Do you have any more collaborations planned?

I’ve just finished a song with Andy Hull from Manchester Orchestra. I loved his solo album Church Of The Good Thief, so I was pleased as punch to work with him. In “musical fantasyland” I’d kill to work with Jeff Tweedy one day; he’s an absolute hero of mine. That would definitely be a “die happy” scenario...

All your albums have been well-received, but it feels like this could be the one that really sees you crossover to a wider audience. Is becoming a household name something that interests you?

I don’t know how you would prepare for that, but I’m certainly not expecting to become a household name. Of course, I’d like our music to be heard by as many ears as possible, but if we remain at this level whilst continuing to move forward creatively, I’ll be perfectly happy with that.

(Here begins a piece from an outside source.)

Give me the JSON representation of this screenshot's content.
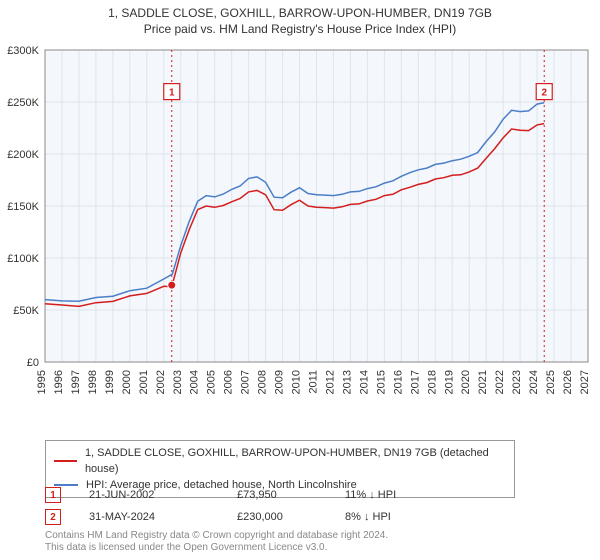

We want our music to reach lots of people, but I just never want to feel like this is a band that is sitting still. It’s strange to think that our fourth album is actually the start of something new and exciting for the band, rather than a feeling like the “settling” of a career.

What’s been the highlight so far?

There have been so many. When a band builds slowly and organically as we have, it’s less about one moment and more about a series of moments that allow you to gain momentum. That said, I’ll never forget the day we played at T In The Park in 2010. If there was a “landmark” show for me thus far, that was certainly it.

Finally, could you recommend a few albums that you’re enjoying at the moment please?

Flutes by Flutes, {Awayland} by Villagers, Half Way Home by Angel Olsen, Hello Hum by Wintersleep and Hummingbird by Local Natives.